Sparse Decomposition:
The latent representation of the input image (e.g., text embedding or scores) is decomposed into a linear combination of entries in the concept dictionary. By solving for sparse coefficients (minimizing reconstruction error and regularization terms such as L1 regularization), the presence of each concept in the source image is accurately and concisely estimated.
Concept Transplantation:
Based on the editing task (replacement, addition, or removal), the decomposed coefficients are adjusted accordingly. For example, replacing the coefficient of a source concept with that of a target concept achieves precise transplantation. The adjusted coefficients are recombined into a new latent representation, and the edited image is generated through the diffusion model’s generation process.
Dataset Support:
To thoroughly model the concept space, a dataset with over 150,000 concept descriptions and scenarios was constructed.
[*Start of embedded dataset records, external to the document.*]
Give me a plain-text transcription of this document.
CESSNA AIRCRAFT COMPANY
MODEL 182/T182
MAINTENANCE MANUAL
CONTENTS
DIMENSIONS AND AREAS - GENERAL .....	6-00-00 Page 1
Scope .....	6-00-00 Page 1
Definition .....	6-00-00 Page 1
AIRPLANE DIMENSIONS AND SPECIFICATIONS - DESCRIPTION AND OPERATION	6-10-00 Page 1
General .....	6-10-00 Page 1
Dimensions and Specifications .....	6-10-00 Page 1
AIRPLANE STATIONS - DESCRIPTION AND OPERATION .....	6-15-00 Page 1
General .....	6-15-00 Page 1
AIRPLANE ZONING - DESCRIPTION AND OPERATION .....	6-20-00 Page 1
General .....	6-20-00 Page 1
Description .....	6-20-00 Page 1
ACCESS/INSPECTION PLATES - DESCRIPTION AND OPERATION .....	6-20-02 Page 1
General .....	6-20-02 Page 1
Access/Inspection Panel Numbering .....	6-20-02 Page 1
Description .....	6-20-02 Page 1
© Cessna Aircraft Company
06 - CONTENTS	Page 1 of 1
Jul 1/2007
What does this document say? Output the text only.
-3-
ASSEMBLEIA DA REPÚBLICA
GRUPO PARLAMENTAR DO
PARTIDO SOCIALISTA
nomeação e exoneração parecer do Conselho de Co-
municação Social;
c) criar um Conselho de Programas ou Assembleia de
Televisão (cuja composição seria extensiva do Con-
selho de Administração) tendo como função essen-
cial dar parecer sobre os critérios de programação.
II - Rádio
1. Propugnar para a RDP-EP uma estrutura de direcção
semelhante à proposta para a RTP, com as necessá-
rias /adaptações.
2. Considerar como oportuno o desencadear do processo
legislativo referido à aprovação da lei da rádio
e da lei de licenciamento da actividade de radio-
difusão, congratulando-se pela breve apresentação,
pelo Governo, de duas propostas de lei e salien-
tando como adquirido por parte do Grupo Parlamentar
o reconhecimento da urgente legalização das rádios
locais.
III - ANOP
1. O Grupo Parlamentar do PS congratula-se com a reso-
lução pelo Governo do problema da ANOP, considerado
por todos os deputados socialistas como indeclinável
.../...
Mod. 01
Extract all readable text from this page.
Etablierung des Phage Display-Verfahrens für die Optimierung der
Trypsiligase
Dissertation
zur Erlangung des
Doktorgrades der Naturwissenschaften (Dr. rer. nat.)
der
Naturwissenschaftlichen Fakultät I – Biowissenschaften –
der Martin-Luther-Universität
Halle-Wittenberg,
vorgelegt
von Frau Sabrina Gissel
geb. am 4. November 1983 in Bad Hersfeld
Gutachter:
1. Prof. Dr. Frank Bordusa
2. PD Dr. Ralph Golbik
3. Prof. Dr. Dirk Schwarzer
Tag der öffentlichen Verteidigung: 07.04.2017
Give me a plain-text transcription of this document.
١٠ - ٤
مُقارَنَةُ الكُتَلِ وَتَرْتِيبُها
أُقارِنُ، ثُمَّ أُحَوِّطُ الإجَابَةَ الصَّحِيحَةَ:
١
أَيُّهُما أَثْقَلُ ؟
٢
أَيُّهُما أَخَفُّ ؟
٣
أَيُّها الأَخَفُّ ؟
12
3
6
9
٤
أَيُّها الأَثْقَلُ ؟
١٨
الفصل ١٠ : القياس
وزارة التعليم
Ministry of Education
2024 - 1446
The concept stimuli provide rich contextual information for each concept, enabling more accurate and robust concept vectors.

Project Links

Official Website: https://peterljq.github.io/project/colan/
GitHub Repository: https://github.com/peterljq/Concept-Lancet
arXiv Paper: https://arxiv.org/pdf/2504.02828

Application Scenarios of Concept Lancet

Creative Design: Quickly transform sketches into artworks, add branding elements, and boost design efficiency.
Film Production: Rapidly generate concept art and scene designs, modify character appearances, and adapt to different storylines.
Game Development: Generate diverse game scenes and character variants, such as changing from day to night, enhancing development productivity.
Education and Training: Produce educational illustrations, transform historical scenes into modern ones, and help students better understand content.
Social Media: Transform ordinary photos into artistic styles, add eye-catching elements, and enhance content appeal.